Interesting discussion.  We had a similar debate a few days back concerning a service pit in an IRC regulated home.  I contend that if service pits were addressed in any way in the IRC then we are bound by them.  But if not addressed, other codes can be used.  In this case, the subject is covered so IMHO we are bound by the content of the IRC in this matter.

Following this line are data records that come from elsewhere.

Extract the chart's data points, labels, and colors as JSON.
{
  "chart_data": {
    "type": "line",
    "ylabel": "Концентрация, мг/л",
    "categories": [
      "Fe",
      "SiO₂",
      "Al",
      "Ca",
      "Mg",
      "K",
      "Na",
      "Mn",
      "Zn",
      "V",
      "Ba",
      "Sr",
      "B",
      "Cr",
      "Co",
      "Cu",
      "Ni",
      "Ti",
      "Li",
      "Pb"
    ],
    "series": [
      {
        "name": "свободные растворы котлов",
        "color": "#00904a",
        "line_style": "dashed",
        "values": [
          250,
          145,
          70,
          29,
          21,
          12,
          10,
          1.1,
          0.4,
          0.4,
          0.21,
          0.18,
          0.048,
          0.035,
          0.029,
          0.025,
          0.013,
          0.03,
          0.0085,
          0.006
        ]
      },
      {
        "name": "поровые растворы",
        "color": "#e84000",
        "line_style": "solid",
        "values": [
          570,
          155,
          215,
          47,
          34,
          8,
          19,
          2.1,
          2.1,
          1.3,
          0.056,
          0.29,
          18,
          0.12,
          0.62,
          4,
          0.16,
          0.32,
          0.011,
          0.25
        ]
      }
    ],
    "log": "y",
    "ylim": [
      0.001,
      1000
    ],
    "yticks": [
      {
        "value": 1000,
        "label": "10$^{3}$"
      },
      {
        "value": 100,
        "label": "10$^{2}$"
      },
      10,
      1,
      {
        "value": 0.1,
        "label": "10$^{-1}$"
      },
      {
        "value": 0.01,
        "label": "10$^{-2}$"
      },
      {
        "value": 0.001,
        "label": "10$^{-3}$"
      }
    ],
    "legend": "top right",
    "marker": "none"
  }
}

I always thought one could _choose_ to build a house using the provisions of the "commercial" codes if so desired, and that the IRC was created as a prescriptive cookbook so one could use it instead.  The IBC expressly states either can be used.  Unfortunately, the IMC, IPC, IFGC don't provide the option.  Is this an oversight?  Probably.  Can you get to those books by reference through the IBC?  Probably.  Is the intent to allow either?  Probably.  In fact , the very exception cited by MT seems to validate this.  Why have that exception if you aren't allowed to use that book to begin with?  But, with all the hard work and great minds that develop these things, I would think such an oversight would have been identified, so I am left with a little doubt.


----------



## steveray (May 12, 2021)

You could also fail it on improper duct sealing in the IRC per 1601.4.1....And if you really want to fail it, insulation requirements....


----------



## Paul Sweet (May 13, 2021)

Code writers can't think of and address all the stupid things that can be done.  If they could, the code book would be a foot or more thick and too heavy to carry!


----------



## klarenbeek (May 13, 2021)

mtlogcabin said:


> I assume this is a SFR and since the IRC is silent on this I will use the IPC and IMC.
> 
> 2012 IPC
> 307.6 Piping materials exposed within plenums.
> ...


Even if you DO apply the IMC, PVC in plenums in SFR is still allowed^


----------